Thursday, July 11, 2013

Semantic query optimization gone bad

Here's a small test case to illustrate an issue one of my customers ran into when upgrading their main database from 10G to 11.2.0.3. The issue is about a particular query that returns correct results in 10G, but returns no rows when run in 11G. The test case sets up two tables, a parent table and a child table. The parent table has a concatenated primary key that is referenced by the child table. This issue is caused by the different CHECK constraints that exist on the second column of the key in both the parent and the child table.
drop table child;
drop table parent;

create table parent
(c1 number not null
,c2 number not null
,constraint par_pk primary key(c1,c2)
,constraint chk01 check(c2 = 2))
/

create table child
(c0 number not null
,c1 number not null
,c2 number not null
,constraint chi_pk primary key(c0)
,constraint chi_par_fk foreign key (c1,c2) references parent(c1,c2)
,constraint chk02 check(c2 between 0 and 999))
/

create index chi_fk on child(c1,c2)
/

insert into parent values(1,2);
insert into child values(0,1,2);
commit;

The query in question is this one, rather straightforward join between above two tables:
select c.*
from parent p
    ,child c
where p.c1 = c.c1
  and p.c2 = c.c2
/

Note that this query should just return the single child row, given the data that we inserted in both tables, but in 11.2.0.3 it returns no rows.

This issue seems to be caused by what's called transitive constraint injection into the query's where clause. Since our query states "p.c2 = c.c2" the optimizer in its wisdom decides to apply the text of constraint CHK01 on c.c2 and inject the resulting text into the query-text. And vice-versa it decides to apply the text of constraint CHK02 on p.c2 and inject the resulting text into the query-text. This results in the following plan for above query:
---------------------------------------------------------------------------------------
| Id  | Operation                    | Name   | Rows  | Bytes | Cost (%CPU)| Time     |
---------------------------------------------------------------------------------------
|   0 | SELECT STATEMENT             |        |     1 |    65 |     1   (0)| 00:00:01 |
|   1 |  NESTED LOOPS                |        |     1 |    65 |     1   (0)| 00:00:01 |
|   2 |   TABLE ACCESS BY INDEX ROWID| CHILD  |     1 |    39 |     1   (0)| 00:00:01 |
|*  3 |    INDEX SKIP SCAN           | CHI_FK |     1 |       |     1   (0)| 00:00:01 |
|*  4 |   INDEX UNIQUE SCAN          | PAR_PK |     1 |    26 |     0   (0)| 00:00:01 |
---------------------------------------------------------------------------------------

Predicate Information (identified by operation id):
---------------------------------------------------

   3 - access("C"."C2"=2)
       filter("C"."C2"=2)
   4 - access("P"."C1"="C"."C1" AND "P"."C2">=0 AND "P"."C2"<=999)

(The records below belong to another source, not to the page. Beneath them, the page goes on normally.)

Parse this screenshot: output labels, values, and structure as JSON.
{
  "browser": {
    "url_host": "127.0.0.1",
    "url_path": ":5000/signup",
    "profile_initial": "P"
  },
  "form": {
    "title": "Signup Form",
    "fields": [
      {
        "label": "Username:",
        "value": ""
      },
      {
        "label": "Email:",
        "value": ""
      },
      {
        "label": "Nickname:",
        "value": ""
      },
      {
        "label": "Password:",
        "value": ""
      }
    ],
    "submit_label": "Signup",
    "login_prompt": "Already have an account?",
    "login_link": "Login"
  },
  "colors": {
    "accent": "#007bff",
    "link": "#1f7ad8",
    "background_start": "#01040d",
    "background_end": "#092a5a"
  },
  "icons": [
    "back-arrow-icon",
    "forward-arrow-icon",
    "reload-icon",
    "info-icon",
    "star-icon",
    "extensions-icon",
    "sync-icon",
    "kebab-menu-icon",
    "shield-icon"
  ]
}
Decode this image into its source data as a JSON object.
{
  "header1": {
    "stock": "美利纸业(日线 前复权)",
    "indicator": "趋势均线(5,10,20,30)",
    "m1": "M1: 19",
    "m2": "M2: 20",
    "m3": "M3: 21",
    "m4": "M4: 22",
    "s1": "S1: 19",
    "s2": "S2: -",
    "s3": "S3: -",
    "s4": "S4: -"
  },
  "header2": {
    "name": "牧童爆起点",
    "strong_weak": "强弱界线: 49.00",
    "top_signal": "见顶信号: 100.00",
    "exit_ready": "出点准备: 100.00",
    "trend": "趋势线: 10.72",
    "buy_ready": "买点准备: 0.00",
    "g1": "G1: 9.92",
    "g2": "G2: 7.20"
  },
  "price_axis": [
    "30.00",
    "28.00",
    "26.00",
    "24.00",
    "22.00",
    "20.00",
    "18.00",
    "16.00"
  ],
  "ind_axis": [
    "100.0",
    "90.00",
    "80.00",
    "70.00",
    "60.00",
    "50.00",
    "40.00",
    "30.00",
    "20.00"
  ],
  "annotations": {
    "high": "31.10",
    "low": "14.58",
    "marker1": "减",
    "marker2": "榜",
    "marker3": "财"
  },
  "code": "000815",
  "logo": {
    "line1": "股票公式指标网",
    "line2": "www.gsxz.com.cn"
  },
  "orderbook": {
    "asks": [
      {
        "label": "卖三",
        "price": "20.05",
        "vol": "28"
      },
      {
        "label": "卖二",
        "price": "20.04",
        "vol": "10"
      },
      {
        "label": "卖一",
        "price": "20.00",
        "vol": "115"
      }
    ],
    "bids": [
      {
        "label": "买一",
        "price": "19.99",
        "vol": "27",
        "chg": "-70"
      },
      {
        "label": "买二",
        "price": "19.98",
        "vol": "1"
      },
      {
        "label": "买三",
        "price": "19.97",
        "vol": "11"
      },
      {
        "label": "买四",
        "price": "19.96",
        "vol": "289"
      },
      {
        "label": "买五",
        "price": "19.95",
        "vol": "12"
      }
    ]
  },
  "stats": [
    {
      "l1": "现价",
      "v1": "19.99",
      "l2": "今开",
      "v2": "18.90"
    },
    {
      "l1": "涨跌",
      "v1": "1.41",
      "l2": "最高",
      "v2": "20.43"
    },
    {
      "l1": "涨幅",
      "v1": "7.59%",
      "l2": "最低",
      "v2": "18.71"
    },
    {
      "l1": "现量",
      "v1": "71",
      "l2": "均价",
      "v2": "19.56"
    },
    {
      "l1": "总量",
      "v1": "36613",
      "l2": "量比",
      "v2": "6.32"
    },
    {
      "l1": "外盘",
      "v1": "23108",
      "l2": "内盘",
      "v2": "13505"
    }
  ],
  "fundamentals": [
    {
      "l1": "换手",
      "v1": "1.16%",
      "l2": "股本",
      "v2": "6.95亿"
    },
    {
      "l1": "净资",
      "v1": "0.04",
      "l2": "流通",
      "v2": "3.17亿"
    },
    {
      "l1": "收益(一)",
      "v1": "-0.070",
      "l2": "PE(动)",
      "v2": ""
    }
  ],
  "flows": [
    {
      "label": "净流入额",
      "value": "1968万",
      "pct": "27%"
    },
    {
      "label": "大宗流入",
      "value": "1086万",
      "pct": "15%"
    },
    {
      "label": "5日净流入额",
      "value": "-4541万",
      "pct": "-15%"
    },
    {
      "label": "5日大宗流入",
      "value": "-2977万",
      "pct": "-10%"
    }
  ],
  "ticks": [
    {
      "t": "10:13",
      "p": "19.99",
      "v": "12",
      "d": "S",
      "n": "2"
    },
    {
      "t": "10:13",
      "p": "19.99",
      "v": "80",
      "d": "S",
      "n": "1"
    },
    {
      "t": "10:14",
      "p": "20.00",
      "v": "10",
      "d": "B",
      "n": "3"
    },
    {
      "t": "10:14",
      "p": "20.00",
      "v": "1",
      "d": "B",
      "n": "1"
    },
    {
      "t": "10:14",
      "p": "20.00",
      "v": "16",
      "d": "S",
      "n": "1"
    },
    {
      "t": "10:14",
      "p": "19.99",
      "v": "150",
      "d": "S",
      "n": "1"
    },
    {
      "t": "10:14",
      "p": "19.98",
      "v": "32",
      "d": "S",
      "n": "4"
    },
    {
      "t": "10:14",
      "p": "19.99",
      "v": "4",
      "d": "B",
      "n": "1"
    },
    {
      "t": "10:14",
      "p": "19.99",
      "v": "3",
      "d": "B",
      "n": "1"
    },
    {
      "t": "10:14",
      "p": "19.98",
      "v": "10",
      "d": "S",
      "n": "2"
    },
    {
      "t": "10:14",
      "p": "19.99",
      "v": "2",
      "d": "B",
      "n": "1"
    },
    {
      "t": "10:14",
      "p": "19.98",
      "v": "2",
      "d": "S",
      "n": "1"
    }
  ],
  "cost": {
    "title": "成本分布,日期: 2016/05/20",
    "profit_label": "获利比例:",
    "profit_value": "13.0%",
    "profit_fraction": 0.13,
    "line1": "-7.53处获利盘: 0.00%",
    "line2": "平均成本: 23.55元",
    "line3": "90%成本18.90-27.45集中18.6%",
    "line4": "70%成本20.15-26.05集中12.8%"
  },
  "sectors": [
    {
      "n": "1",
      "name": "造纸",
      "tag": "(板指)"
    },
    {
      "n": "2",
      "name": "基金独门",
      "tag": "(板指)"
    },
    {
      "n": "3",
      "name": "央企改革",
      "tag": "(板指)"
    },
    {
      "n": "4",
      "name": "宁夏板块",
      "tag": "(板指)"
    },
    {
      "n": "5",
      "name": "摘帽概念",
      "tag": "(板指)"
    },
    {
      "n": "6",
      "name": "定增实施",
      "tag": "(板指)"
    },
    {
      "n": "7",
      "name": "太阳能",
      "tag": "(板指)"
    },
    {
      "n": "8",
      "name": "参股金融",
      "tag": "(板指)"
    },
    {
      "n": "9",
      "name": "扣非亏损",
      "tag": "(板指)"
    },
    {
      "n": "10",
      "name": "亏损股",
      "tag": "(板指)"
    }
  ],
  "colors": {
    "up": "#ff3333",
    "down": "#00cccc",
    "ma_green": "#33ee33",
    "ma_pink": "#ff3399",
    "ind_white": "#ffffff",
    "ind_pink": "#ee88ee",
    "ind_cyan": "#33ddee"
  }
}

Note that at line 4, we seem to have lost the access predicate "p.c2 = c.c2". In itself that should not be an issue. If you were to look at this plan, and reverse-engineer its workings, the plan should just produce the single child row. But it doesn't.

Workarounds for this issue are:
- disable constraint CHK01, (exclusive) or disable constraint CHK02.
or,
- in the case of this plan, force a full scan on p, by adding a hint such as full(p).

There seems to go something bad internally in the exec-plan with regards to the Index-Unique-Scan on line 4 and its access predicates. If you run the query with gather_plan_statistics and then peek at a-rows (actual rows), you'll see that the Index-Unique-Scan fails to produce the single parent row.

I played around a little bit by varying the CHECK constraint on C2 of the child table. For instance if you change CHK02 to be CHECK(C2 > 0), line 4 of above execution plan ends up with this access predicate:

access("P"."C1"="C"."C1" AND "P"."C2">0 AND "P"."C2"="C"."C2")

Not something I've ever seen, a combination of a unbounded range and an equality predicate used as access predicate on the same indexed column. This one by the way has the same issue: the Index-Unique-Scan also produces zero rows.

Seems the code that is supposed to access the index is fed with some bad input, causing it to fail to execute correctly.

To be continued.

13/7/16 Update: This is a know bug in code that determines the access predicate to be used for an index scan. Bug number 12827166.